Donald Trump’s exercise of the pardon power so far, and his ruminations of that power, constitute perhaps the most disturbing pattern of his presidency so far. Last August Trump pardoned the former sheriff of Arizona’s largest county, Joe Arpaio, following his conviction for imposing a reign of racial profiling terror against Latinos and for the systematic mistreatment of prisoners in his custody. In April, he pardoned Lewis “Scooter” Libby, the former top aide to Vice President Dick Cheney, who was convicted in 2007 of perjury, lying to FBI agents, and obstruction of justice. And last week, he pardoned right wing commentator Dinesh D’Souza, a well-known race baiter convicted of a campaign finance felony. None of these individuals ever expressed responsibility or contrition – the bedrock requirement for previous administrations to even be considered the honor of a pardon.

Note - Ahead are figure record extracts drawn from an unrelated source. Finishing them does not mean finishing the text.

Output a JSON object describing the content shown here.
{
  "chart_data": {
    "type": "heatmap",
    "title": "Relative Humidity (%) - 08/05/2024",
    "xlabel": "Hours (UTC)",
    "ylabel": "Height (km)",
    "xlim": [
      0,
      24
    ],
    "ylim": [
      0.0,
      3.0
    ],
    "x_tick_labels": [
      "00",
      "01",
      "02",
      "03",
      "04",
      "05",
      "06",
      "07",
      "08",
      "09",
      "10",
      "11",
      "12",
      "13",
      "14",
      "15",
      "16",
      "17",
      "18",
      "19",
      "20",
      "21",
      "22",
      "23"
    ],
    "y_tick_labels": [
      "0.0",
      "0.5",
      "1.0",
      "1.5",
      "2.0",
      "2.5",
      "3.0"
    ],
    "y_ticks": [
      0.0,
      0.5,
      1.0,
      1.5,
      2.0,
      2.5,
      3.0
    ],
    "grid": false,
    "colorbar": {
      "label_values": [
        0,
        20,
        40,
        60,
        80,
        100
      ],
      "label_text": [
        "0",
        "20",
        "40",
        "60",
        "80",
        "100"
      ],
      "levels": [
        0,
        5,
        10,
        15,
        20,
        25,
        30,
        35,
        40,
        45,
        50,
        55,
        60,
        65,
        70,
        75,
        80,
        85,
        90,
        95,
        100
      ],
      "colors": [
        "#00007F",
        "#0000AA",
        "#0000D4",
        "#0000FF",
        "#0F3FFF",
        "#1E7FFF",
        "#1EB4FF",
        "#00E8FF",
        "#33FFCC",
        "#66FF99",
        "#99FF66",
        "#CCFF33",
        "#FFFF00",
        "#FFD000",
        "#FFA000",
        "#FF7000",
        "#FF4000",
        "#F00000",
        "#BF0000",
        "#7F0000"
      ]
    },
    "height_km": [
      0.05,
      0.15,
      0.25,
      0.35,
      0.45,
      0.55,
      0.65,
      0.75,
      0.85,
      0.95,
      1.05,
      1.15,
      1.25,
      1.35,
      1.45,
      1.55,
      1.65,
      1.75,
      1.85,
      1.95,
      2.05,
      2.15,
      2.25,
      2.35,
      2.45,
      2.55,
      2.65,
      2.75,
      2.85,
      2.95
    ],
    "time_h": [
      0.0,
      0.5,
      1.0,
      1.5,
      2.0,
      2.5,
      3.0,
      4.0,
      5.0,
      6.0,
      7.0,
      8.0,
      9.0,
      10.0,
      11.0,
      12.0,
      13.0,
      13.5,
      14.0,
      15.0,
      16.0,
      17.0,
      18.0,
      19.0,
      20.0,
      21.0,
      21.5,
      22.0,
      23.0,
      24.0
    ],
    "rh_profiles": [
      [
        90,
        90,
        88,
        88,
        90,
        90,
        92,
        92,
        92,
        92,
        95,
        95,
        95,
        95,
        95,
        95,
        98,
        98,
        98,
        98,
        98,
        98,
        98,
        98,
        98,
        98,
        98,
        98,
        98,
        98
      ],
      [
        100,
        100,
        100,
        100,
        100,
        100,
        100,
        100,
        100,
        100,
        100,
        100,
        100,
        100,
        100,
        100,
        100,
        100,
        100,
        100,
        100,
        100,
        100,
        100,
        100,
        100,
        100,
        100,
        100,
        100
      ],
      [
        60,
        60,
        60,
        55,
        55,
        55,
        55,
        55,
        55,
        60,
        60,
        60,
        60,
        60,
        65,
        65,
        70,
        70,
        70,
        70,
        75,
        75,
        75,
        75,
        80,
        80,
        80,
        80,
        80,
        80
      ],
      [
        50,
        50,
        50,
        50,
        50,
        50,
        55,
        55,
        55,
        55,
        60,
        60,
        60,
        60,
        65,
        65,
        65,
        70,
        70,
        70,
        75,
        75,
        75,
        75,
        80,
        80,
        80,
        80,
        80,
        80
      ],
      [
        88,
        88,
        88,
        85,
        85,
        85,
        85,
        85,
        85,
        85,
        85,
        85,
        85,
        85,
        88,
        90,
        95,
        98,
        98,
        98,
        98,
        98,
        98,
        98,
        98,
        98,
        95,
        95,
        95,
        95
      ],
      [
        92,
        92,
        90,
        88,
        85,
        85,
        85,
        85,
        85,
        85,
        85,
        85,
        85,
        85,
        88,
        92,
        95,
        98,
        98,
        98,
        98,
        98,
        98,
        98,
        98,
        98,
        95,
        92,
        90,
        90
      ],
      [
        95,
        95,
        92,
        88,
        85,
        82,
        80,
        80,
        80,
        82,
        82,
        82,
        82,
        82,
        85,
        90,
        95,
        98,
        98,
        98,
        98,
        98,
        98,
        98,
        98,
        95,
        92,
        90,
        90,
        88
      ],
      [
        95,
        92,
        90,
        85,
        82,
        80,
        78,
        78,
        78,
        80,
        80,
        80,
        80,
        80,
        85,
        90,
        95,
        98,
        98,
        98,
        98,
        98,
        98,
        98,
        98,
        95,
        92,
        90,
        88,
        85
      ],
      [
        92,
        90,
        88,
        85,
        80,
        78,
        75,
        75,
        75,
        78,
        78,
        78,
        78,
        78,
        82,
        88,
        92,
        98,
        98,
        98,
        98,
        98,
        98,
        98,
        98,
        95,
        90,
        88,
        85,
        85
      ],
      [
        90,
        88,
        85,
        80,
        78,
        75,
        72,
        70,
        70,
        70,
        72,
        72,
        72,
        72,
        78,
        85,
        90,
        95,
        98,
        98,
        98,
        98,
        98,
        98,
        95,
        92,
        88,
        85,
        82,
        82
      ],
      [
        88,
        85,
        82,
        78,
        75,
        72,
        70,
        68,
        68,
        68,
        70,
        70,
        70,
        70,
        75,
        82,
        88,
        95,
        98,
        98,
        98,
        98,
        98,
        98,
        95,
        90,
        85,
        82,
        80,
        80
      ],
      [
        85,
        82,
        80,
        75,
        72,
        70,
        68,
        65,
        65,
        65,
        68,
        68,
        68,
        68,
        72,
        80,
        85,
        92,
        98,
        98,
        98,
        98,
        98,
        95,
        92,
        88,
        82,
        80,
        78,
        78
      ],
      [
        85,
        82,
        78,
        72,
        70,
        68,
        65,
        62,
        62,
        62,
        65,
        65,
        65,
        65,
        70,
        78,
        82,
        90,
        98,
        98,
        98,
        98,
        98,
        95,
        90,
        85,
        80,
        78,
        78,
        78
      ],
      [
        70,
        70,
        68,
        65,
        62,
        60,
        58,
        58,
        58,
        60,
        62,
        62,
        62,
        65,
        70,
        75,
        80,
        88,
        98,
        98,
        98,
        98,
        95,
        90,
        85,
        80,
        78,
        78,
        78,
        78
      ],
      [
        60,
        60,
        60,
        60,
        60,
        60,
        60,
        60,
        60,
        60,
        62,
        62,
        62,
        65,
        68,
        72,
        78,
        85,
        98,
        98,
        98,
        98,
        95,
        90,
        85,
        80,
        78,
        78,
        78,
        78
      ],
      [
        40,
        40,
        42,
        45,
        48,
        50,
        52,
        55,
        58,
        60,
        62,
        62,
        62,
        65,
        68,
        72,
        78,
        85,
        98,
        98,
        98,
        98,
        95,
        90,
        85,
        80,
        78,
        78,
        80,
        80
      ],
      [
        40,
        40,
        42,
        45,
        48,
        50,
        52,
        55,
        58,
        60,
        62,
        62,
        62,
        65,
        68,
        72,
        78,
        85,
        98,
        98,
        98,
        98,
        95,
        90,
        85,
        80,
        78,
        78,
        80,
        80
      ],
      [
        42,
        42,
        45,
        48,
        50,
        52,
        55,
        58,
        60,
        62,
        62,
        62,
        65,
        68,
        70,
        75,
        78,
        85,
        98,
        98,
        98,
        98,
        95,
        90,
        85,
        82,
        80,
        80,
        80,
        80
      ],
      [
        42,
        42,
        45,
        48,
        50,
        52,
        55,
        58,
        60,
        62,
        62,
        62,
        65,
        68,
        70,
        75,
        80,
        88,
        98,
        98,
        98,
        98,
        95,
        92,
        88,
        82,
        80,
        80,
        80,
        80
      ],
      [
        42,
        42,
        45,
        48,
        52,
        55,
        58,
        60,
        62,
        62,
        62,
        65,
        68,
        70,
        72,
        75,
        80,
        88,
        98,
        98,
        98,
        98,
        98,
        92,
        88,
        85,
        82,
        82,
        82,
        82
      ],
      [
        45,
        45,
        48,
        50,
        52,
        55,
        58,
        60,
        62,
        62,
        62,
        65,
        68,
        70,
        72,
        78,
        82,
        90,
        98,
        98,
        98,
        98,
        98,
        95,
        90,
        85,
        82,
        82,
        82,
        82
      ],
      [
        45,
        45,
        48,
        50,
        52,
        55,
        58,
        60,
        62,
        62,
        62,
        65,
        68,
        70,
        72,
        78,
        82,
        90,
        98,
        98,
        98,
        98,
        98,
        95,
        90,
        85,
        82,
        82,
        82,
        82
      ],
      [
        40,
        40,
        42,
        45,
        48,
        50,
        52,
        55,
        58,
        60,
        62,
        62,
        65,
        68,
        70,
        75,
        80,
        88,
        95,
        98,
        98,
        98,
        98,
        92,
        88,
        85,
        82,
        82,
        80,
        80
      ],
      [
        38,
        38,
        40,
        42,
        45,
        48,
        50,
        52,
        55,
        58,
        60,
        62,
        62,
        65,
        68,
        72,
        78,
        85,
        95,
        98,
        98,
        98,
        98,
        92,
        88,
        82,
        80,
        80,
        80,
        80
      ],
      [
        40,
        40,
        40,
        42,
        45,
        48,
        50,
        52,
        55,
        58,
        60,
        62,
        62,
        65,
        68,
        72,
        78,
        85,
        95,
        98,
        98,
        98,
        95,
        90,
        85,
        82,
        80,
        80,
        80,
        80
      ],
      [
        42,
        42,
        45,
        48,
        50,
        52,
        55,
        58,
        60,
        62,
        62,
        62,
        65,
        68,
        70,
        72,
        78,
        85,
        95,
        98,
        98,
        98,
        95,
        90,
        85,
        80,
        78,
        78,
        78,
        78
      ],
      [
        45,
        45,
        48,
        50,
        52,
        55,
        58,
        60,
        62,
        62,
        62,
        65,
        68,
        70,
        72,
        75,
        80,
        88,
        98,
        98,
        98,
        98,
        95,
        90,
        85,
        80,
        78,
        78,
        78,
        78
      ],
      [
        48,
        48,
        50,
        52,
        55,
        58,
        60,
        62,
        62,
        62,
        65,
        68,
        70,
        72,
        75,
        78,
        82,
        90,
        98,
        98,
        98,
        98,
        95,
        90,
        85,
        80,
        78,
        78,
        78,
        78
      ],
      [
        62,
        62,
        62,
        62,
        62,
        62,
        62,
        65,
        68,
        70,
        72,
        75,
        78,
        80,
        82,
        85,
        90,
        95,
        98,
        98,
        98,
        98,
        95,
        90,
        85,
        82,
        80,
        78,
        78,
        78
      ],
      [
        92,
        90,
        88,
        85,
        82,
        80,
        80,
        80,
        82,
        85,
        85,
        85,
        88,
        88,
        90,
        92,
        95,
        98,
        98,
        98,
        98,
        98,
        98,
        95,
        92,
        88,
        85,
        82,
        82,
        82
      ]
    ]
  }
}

Trump has mused about using his pardon power to absolve the legal liability his aides and his family members to block possible indictments. He has openly bragged about pardoning himself – an absurd proposition that would elevate the American presidency to the status of a monarch above all laws.
As Donald Trump has ramped up his abuse of the pardon power, Democrats on the House Judiciary Committee have been increasingly active in highlighting the dangers of Trump’s pardon measures and statements and demanding oversight hearings. This week, Committee Democrats sent a letter to White House Counsel Don McGahn demanding information from McGahn on Trump’s pardons and the procedures the White House has gone through in making its pardon decisions. H.Res. 928 constitutes the next step in shining light on the urgency of the pardons issue and the threat Trump’s behavior poses.
Last week, Reps. Lieu and Pascrell authored an op-ed in USA Today on the subject last week.